The Human Rights Commission has called on the British government to take immediate action to stop paramilitary assaults on children in Northern Ireland.

Twelve young people were shot between 2009 and last year, while another 27 were assaulted, the organisation said.

It has submitted a report to the influential UN Committee on the Rights of the Child.

Figures for the number of attacks may be under-reported since fear of paramilitary violence and self-reported experiences of attacks on children are much higher, the commission said.

Research published late last year from Queen's University Belfast said more than 500 children were shot or beaten by loyalist and republican paramilitaries over the past two decades.

The commission highlighted 2008 UN recommendations that have not yet been implemented and required urgent action.

These include raising the age of criminal responsibility, ending corporal punishment and reducing the use of remand for children in the criminal justice system.

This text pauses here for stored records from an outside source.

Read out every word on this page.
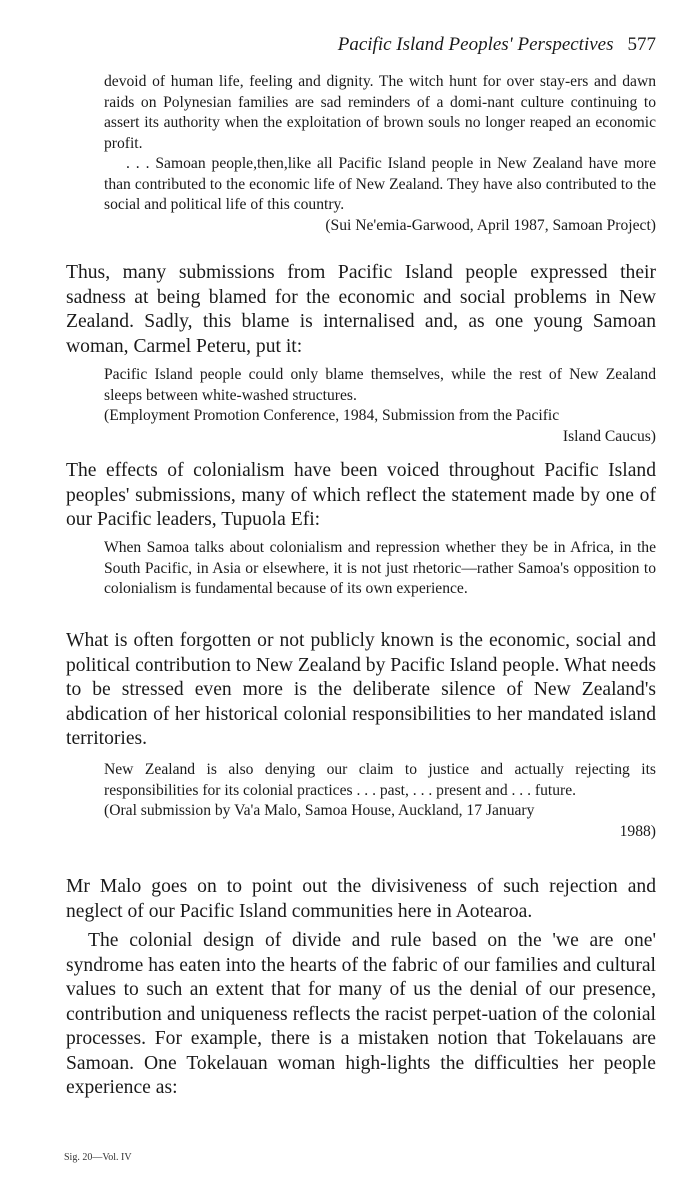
Pacific Island Peoples' Perspectives 577

devoid of human life, feeling and dignity. The witch hunt for over stay-ers and dawn raids on Polynesian families are sad reminders of a domi-nant culture continuing to assert its authority when the exploitation of brown souls no longer reaped an economic profit.

. . . Samoan people,then,like all Pacific Island people in New Zealand have more than contributed to the economic life of New Zealand. They have also contributed to the social and political life of this country.

(Sui Ne'emia-Garwood, April 1987, Samoan Project)

Thus, many submissions from Pacific Island people expressed their sadness at being blamed for the economic and social problems in New Zealand. Sadly, this blame is internalised and, as one young Samoan woman, Carmel Peteru, put it:

Pacific Island people could only blame themselves, while the rest of New Zealand sleeps between white-washed structures.

(Employment Promotion Conference, 1984, Submission from the Pacific

Island Caucus)

The effects of colonialism have been voiced throughout Pacific Island peoples' submissions, many of which reflect the statement made by one of our Pacific leaders, Tupuola Efi:

When Samoa talks about colonialism and repression whether they be in Africa, in the South Pacific, in Asia or elsewhere, it is not just rhetoric—rather Samoa's opposition to colonialism is fundamental because of its own experience.

What is often forgotten or not publicly known is the economic, social and political contribution to New Zealand by Pacific Island people. What needs to be stressed even more is the deliberate silence of New Zealand's abdication of her historical colonial responsibilities to her mandated island territories.

New Zealand is also denying our claim to justice and actually rejecting its responsibilities for its colonial practices . . . past, . . . present and . . . future.

(Oral submission by Va'a Malo, Samoa House, Auckland, 17 January

1988)

Mr Malo goes on to point out the divisiveness of such rejection and neglect of our Pacific Island communities here in Aotearoa.

The colonial design of divide and rule based on the 'we are one' syndrome has eaten into the hearts of the fabric of our families and cultural values to such an extent that for many of us the denial of our presence, contribution and uniqueness reflects the racist perpet-uation of the colonial processes. For example, there is a mistaken notion that Tokelauans are Samoan. One Tokelauan woman high-lights the difficulties her people experience as:

Sig. 20—Vol. IV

The report said: "The committee may wish to condemn the ongoing attacks carried out by paramilitary organisations and ask the state party to take immediate and effective action to address the issue of paramilitary style attacks on children in Northern Ireland through measures relating to both transitional justice and child protection."

The commission advises the UN committee should ask the British government, including the Northern Ireland Executive, to ban smacking of children without delay.

It is also urging immediate action to increase the minimum age of criminal responsibility from ten to at least 12.